I’ve also had the the wider family dynamic to consider and with this being my 3rd child the integration of India into our family is important – as is Summer and Jenson’s acceptance of India! I’ll be honest this is what I was most worried about – Summer had been really clingy before I’d given birth and I was worried about whether she would allow me the gift of retreating to the red tent. As always in life the answer was to T-R-U-S-T, trust her, trust me and trust the universe.

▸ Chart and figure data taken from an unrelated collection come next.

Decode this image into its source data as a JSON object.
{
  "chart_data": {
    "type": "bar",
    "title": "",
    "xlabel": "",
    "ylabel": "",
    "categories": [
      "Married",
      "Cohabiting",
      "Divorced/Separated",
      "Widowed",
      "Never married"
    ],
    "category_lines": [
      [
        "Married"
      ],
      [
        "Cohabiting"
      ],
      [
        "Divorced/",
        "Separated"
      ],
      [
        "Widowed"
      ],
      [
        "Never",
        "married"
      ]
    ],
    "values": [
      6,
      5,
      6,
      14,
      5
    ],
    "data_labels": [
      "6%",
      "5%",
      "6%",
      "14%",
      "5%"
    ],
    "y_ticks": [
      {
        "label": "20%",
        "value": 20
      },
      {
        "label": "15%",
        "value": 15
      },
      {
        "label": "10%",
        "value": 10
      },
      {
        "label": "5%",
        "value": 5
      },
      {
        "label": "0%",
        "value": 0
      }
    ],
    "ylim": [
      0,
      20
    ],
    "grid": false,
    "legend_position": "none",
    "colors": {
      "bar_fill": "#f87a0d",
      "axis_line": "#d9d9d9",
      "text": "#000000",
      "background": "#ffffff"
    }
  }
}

And at the end of the day I’ve already bonded with Summer & Jenson and there is plenty of credit in the emotional bank account ;-)) And they love coming into the red tent and having cuddles with their sister (& mummy too). It’s also true that when I’m happy and more relaxed and mum and baby’s basic needs are being met – I have so much more to give Summer & Jenson – and there’s even some left over for Dan too 😉
I’ve had some interesting reactions to my “Red Tent” … I’ve been told it’s my 3rd child now so I just need to get on with it, I’ve even been asked if I’m depressed! I guess a measure of success in this country is how quickly we are up and about, doing the shopping & showing off baby. baby,
Some people think it’s easy for me with all the support that I have (as well as family and friends, I have a Doula, a ‘Mother’s help’ and a cleaner) and whilst I am truly grateful, I have created this way and it took a lot of changes in my mindset and my money situation to get here. I took big leaps and made some tough decisions. And I believe the same is possible for anyone!
However, lots of people have said how lovely it is that we’ve had this special bonding time during those precious weeks that we can never get back (& I can’t keep having babies!!)

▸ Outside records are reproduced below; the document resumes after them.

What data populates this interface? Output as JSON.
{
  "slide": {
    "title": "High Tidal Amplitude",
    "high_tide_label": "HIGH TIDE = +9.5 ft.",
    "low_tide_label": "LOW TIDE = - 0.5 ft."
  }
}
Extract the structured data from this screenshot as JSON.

This is also a blog that goes beyond the birth really – it’s about women being able to put themselves first (without the guilt), it’s about asking and receiving support, and recognising that it takes a village to bring up children successfully – and easily
Having done the “Red Tent” thing – I can’t help thinking that we could benefit from at least some of it’s principles in every day life. I do feel a shift in society would give us a helping hand here. How do we get truly get the benefit of community and sisterhood – without going back to suppression and the kitchen sink!
I guess in many ways that’s what Damsels in Success is helping to create. And I know many women who are being the change that they wish to see in the world.
So tell me what do you think of the concept of ‘The Red Tent’? Have we lost some of our ‘community spirit’ that supports each other? Is it realistic in this day & age?
All I know is that I’ve been loving being in our little bubble – where the only thing that matters is the self care of my family, shutting out the usual distractions & getting to know the new member of our family. And I have to admit, I totally love being taken care of 😉
In fact, think I’m enjoying it a bit too much – perhaps 40 days won’t be long enough after all!